Музыкант улыбнулся, но из-за больших мешков под глазами и растрепанной прическе выглядел он жалко.
— Спасибо, — Вадим убрал ключ в карман жилетки.
— А, а мне? — из открытой двери кареты выглянул Анатолий.
— И вам что-нибудь придумаем, — хотел заверить его Музыкант, но замолк под отрицательным кивком Вадима.
— Всего доброго господа.
Солнце только-только вставало, пробивая слабыми осенними лучами темное небо Петербурга, а Вадим уже приехал в Вестникъ, чтобы работать. Только не успел он подняться к Максиму, как явился посыльный от одного полковника жандармерии. Вернее, посыльный успел побывать и в Заводском и на съемной квартире, в итоге остановившись рядом с торговым домом.
Медленно веселая ночь перешла в унылое утро пятницы. Унынье нагоняли серые стены холодной. То есть неотапливаемое место, где держали всех непонятных личностей.
— Выпускайте, — скомандовал Вадим разбуженному приставу.
— Так, вашеблогородие, неположенно, — чиновник протер заспанные глаза. Его разбудили ночью и принесли раненного и что самое неприятное — вооруженного человека, — не положено. Опознать надобно, значит.
— Вот это, посыльный от жандармерии, — Вадим мотнул головой в сторону посыльного, который и привел Вадима к раненому Михаилу.
— Пустите! Пустите, говорю! — из коридора канцелярии послышался женский голос.
— Кого еще нелегкая принесла? — удивился посыльный.
— Жена, — хором ответили Вадим с приставом.
— Городовые разбудили, а она спать не давала, просилась в камеру, ну не положено, — пояснил чиновник.
— Ясно.
Вадим зашел в камеру и осторожно поднял Михаила на руках. Майор впал в горячку и сильно побледнел, в общем, выглядел паршиво.
— Мишенька!
— Руками не трогайте, он похоже что-то сломал, — пояснил Вадим женщине с заплаканными глазами, — ну или ему сломали.
— Подождите, а куда вы его? — дрогнувшим голосом спросила жена.
— К доктору, конечно.
— Вы, наверное, Вадим!

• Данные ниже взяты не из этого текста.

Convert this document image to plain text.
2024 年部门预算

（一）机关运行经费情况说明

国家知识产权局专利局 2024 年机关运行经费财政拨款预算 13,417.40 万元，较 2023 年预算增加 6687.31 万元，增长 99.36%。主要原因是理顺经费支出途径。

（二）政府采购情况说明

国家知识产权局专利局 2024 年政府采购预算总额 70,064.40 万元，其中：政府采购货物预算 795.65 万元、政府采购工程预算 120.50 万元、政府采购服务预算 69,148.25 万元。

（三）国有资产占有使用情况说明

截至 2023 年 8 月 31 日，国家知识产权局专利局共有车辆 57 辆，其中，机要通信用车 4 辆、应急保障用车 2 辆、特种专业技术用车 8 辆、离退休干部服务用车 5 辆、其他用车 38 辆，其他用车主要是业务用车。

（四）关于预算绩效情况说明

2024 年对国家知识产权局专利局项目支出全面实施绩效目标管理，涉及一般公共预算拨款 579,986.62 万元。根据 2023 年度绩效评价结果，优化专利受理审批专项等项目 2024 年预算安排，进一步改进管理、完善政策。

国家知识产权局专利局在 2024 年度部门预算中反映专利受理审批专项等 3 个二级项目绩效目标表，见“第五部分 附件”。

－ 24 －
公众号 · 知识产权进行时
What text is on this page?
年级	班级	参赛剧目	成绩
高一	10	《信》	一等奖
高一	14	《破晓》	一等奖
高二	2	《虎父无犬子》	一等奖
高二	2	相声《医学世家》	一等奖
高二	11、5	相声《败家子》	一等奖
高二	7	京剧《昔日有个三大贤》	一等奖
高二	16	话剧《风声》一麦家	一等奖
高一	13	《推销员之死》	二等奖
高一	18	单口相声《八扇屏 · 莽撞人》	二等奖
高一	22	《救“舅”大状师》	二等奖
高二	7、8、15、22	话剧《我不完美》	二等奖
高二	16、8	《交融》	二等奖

Возьмите меня с собой.
— Ну, поехали.
На счастье, всех заинтересованных и впавших в беспамятство, доктор Гааза не спал. Более того, когда Егерь постучал в дверь, им открыл мужчина лет тридцати в фартуке с шикарными бакенбардами и выбритой макушкой.
— Господа?
— А доктор Гааза дома? — к дверям подошел Вадим с Михаилом на руках, — он срочно нужен.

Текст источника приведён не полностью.